Facebook blames Monday's outage on "an error of our own making"
Yesterday's six-hour outage affecting Facebook, Facebook Messenger, Instagram, and Whats App had a severe impact on more than just users of those apps. The outage might have cost Facebook over $100 million in lost advertising revenue as the company happens to own all of the aforementioned apps.
The company points the finger of blame at itself and says that the outage started when Facebook engineers were working on "routine maintenance." In a blog post written by the firm's VP of infrastructure, Santosh Janardhan, the executive says that the company is trying to learn from the outage so that it doesn't get repeated.
Facebook's outage cost Mark Zuckerberg billions of dollars
Janardham adds, "This outage was triggered by the system that manages our global backbone network capacity. The backbone is the network Facebook has built to connect all our computing facilities together, which consists of tens of thousands of miles of fiber-optic cables crossing the globe and linking all our data centers." Data centers, like Facebook users, come in different sizes and shapes.
Facebook's shares have had a really rough month hitting Mark Zuckerberg squarely in his wallet
Some data centers are big buildings that house huge numbers of computers that store data and do the heavy lifting to keep the network running. Others are smaller facilities where device owners' requests for data are sent and then moved using Facebook's backbone network to larger data centers. That is where the data that your app needs is discovered and sent to your phone.
Hours after the outage started, Facebook's shares declined to reduce the worth of co-founder and CEO Mark Zuckerberg by $6 billion. Over the last month, Facebook shares declined by 12.88% dropping Zuckerberg's personal worth down from nearly $140 billion to $120.9 billion.
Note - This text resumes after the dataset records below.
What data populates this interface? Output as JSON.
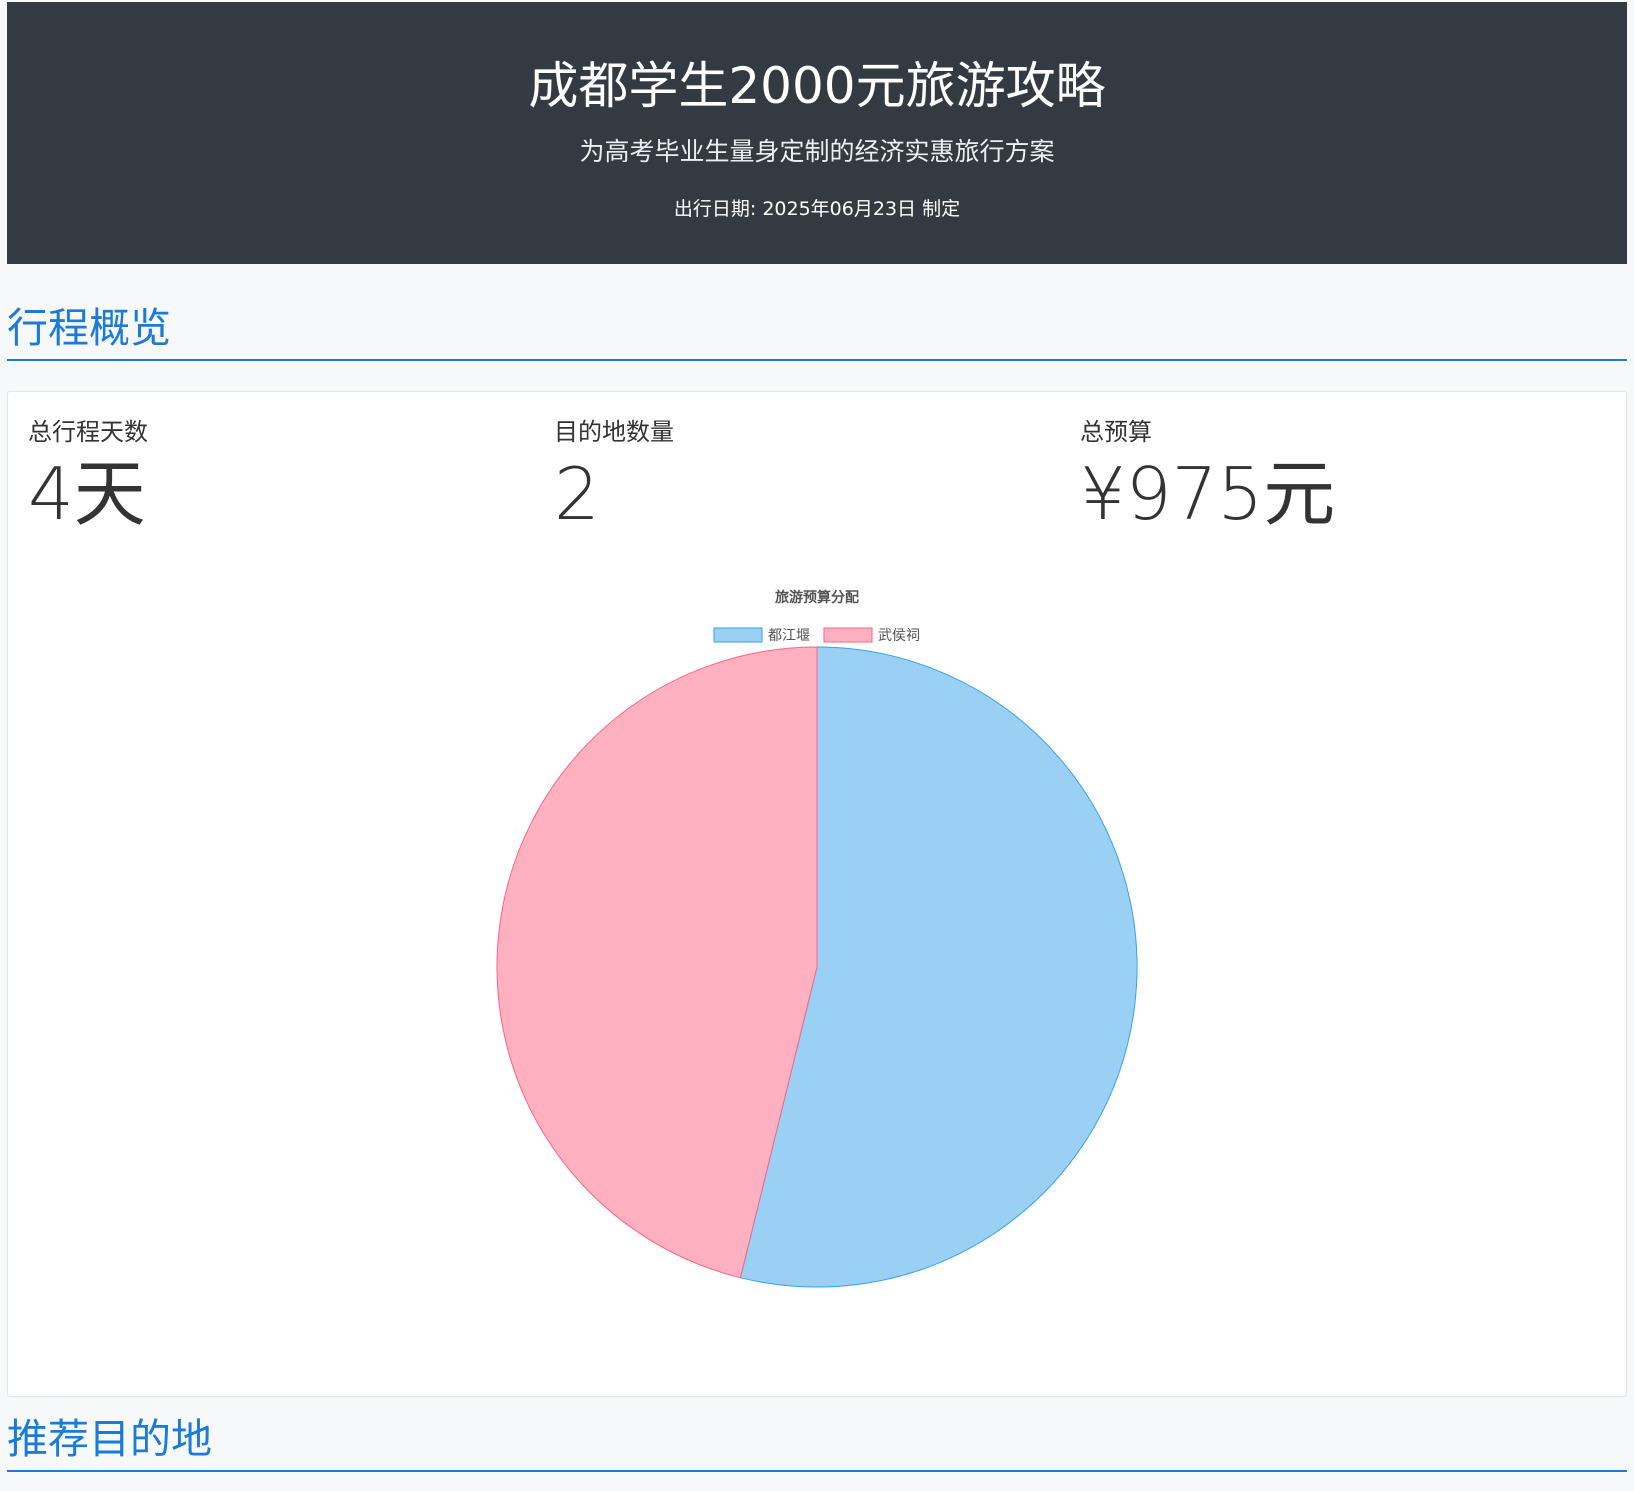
{
  "header": {
    "title": "成都学生2000元旅游攻略",
    "subtitle": "为高考毕业生量身定制的经济实惠旅行方案",
    "date": "出行日期: 2025年06月23日 制定"
  },
  "overview": {
    "section_title": "行程概览",
    "stats": [
      {
        "label": "总行程天数",
        "value": "4天"
      },
      {
        "label": "目的地数量",
        "value": "2"
      },
      {
        "label": "总预算",
        "value": "¥975元"
      }
    ]
  },
  "chart_data": {
    "type": "pie",
    "title": "旅游预算分配",
    "categories": [
      "都江堰",
      "武侯祠"
    ],
    "values": [
      525,
      450
    ],
    "colors": [
      "#9bd0f5",
      "#ffb1c1"
    ],
    "border_colors": [
      "#36a2eb",
      "#ff6384"
    ],
    "legend": "top"
  },
  "destinations": {
    "section_title": "推荐目的地"
  }
}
However, we don't expect to see Facebook run a bake sale for its beleaguered chief executive.
Routers are used to determine where all of the incoming and outgoing data should be sent. And occasionally Facebook engineers need to take the backbone offline for maintenance. And yesterday, a command was issued that was supposed to check the available capacity of Facebook's backbone. Instead, it accidentally took down all of the connections in the backbone network which disconnected Facebook's data centers around the world.
Facebook has a system in place that is designed to audit commands to make sure that an accidental outage like the one that went down yesterday doesn't take place. But the audit tool had its own bug that prevented it from stopping the command from shutting down the system.
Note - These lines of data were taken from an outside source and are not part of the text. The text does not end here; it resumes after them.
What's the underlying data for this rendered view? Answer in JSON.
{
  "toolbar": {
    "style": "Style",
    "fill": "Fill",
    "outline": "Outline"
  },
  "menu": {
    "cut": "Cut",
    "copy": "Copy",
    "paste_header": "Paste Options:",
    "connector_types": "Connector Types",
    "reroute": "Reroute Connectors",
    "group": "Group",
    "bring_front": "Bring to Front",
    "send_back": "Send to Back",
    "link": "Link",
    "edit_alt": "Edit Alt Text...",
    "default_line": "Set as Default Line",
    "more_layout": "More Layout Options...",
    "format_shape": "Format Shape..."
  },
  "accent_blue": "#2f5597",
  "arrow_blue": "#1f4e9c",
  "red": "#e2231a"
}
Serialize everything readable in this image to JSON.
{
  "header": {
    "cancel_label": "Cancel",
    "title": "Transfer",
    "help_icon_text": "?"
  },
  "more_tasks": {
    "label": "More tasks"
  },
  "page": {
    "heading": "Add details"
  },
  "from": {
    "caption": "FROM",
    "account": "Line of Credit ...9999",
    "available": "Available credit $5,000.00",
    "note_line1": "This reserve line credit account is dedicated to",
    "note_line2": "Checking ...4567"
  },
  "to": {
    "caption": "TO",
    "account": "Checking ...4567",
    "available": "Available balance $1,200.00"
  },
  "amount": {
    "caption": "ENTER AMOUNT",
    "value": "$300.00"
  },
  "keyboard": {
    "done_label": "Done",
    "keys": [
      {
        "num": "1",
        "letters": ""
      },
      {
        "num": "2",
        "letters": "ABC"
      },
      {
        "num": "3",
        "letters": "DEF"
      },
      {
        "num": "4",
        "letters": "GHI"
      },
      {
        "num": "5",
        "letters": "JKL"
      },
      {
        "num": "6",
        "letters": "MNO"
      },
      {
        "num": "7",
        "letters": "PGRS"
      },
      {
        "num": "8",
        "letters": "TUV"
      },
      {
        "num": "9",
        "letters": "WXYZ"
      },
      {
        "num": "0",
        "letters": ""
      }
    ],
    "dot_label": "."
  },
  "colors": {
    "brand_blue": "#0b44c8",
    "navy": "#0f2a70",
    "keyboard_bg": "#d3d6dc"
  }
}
Facebook says that it will learn from the outage so that it never happens again
A second problem affected Facebook's DNS servers. As stated in today's blog post, "The end result was that our DNS servers became unreachable even though they were still operational. This made it impossible for the rest of the internet to find our servers." Facebook notes that everything happened so fast that its engineers had two big problems: because its networks were down, the data centers could not be accessed by normal means and the loss of DNS broke the tools that Facebook would normally use to investigate and fix outages.
Once Facebook was able to restore its backbone network connectivity, everything came back up. But Facebook had another problem to consider. If it turned all of its services back on at once, the amount of traffic running through the system could cause the system to crash again. But thanks to the "storm drills" that Facebook has been practicing, it was well prepared to handle the incident.
The social media company says that it will learn from the outage so that it never happens again. "Every failure like this is an opportunity to learn and get better, and there’s plenty for us to learn from this one. After every issue, small and large, we do an extensive review process to understand how we can make our systems more resilient. That process is already underway."